Nearly three years after a catastrophic storm tore through eastern Libya’s port city of Derna killing almost 4,000 people the city is getting back on its feet, but the trauma persists.
New roads and bridges, thousands of new homes, and a hospital have risen from the rubble since a storm swept the coastal city in 2023, leaving thousands missing and over 40,000 homeless.
Memories from that September disaster remain vivid: apartment blocks ripped open, bodies buried beneath debris, and cars swept into the sea.
But reconstruction provides a glimmer of hope here, where some residents said it helps them cope with the tragedy they lived through.
Asmaa Algzhiri, who lives abroad but comes back to her native city often, said the losses went beyond the death of her aunt and nephews: “Derna is a very close-knit city where everyone is connected.
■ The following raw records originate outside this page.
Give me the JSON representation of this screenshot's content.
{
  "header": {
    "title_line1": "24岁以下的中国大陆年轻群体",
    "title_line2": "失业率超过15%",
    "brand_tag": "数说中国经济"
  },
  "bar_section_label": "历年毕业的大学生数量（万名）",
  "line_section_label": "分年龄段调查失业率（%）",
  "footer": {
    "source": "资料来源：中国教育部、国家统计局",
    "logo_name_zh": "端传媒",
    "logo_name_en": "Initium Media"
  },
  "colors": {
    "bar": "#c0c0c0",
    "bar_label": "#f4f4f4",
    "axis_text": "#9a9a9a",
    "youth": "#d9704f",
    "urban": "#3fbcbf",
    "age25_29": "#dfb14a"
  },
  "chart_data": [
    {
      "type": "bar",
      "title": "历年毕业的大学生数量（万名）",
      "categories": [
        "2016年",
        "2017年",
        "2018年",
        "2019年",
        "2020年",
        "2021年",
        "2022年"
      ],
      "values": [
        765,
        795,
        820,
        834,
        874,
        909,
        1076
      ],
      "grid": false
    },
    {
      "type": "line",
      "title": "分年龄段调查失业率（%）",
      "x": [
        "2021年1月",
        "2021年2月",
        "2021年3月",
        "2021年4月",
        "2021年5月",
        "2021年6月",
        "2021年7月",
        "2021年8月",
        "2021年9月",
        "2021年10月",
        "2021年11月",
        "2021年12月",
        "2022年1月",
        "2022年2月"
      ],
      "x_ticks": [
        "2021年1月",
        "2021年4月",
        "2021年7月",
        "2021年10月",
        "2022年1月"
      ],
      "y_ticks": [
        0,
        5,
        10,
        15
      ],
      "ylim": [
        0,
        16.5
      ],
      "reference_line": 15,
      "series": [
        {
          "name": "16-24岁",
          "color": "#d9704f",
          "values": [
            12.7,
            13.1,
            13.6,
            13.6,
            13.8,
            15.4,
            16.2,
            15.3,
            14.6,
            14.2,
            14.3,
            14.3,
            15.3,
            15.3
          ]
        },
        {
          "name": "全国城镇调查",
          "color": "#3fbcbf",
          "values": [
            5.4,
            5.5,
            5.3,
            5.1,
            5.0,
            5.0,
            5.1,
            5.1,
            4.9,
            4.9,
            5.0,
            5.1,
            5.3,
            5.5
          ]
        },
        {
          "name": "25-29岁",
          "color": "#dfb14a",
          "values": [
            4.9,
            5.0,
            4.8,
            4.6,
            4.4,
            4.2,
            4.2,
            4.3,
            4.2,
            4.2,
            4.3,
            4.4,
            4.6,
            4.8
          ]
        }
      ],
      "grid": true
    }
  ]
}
Even your neighbours are family.”
The new parks and playgrounds now scattered across the city “are really important for people’s mental health”.
Adel Bokhsam, a reconstruction official visited construction sites, said a host of projects are currently underway, which he said were about 80 percent completed.
They included 3,500 apartments for displaced families, nine bridges, four crossing the riverbed, with some having been turned into a public promenade, new roads, a desalination plant, new schools, a university and a 600-bed hospital.